Depuis Noël, vous le savez, je suis embarqué dans le chantier de ma salle de bain. Travaillant sur l’électricité, j’avais besoin d’une source de lumière indépendante. D’habitude, j’emprunte l’halogène du salon qui revient chaque soir recouvert de poussière et dont l’ampoule claque régulièrement, et pour cause. Alors j’ai acheté un projecteur de chantier, des LED orientables sur un trépied ajustable possédant une puissance correcte et résistant à la poussière ainsi qu’aux chocs.
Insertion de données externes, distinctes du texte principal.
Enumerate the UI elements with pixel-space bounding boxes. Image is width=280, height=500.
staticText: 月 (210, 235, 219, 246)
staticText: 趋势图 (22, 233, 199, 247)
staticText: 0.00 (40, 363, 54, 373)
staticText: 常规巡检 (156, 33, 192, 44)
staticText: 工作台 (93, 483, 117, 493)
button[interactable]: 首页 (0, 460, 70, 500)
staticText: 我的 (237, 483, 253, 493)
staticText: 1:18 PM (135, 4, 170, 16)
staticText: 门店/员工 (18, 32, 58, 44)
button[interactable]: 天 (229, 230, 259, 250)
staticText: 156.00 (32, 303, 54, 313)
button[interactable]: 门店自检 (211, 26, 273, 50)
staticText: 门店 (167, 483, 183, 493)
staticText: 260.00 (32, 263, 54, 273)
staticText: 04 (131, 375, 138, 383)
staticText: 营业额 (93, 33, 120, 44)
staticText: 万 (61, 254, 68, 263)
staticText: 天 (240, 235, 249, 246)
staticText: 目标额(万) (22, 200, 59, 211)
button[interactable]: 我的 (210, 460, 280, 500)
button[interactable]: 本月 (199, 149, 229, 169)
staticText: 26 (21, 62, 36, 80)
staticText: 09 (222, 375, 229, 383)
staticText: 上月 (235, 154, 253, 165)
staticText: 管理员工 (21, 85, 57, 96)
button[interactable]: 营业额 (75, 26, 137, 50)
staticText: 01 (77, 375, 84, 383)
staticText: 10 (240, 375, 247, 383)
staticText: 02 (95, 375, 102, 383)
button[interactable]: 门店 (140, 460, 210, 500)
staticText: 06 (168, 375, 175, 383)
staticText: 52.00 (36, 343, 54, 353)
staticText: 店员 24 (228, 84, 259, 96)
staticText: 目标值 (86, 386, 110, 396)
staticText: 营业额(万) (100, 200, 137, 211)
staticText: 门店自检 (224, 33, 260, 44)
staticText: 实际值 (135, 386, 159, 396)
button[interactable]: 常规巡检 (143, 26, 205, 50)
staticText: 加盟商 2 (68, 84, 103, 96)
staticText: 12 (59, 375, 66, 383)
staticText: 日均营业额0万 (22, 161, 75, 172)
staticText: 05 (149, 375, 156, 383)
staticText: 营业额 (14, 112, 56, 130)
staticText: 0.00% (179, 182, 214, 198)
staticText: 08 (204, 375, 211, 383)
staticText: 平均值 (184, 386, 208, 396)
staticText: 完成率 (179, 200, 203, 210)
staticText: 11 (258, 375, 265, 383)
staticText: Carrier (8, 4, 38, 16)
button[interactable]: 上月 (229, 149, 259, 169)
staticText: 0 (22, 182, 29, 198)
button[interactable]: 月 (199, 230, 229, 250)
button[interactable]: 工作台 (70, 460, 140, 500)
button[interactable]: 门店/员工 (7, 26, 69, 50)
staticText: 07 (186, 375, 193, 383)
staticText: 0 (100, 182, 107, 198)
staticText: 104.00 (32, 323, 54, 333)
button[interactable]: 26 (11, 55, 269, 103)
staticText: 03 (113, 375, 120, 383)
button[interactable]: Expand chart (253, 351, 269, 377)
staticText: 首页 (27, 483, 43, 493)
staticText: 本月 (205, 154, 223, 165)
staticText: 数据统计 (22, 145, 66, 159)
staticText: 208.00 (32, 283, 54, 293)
J’ai cassé du plafond, posé des cloisons, tiré des câbles puis je me suis posé, et j’ai regardé ce projecteur de chantier d’un autre œil. Et si je l’utilisais pour le portrait ? C’est vrai quoi, une lumière c’est une lumière, pourquoi ne pas essayer après tout. Ok je ne maîtrise pas sa température et tout et tout, il n’y a pas de filtre associé ni d’écran, mais bon, je ne suis qu’un rigolo qui veut essayer un truc avec son appareil photo.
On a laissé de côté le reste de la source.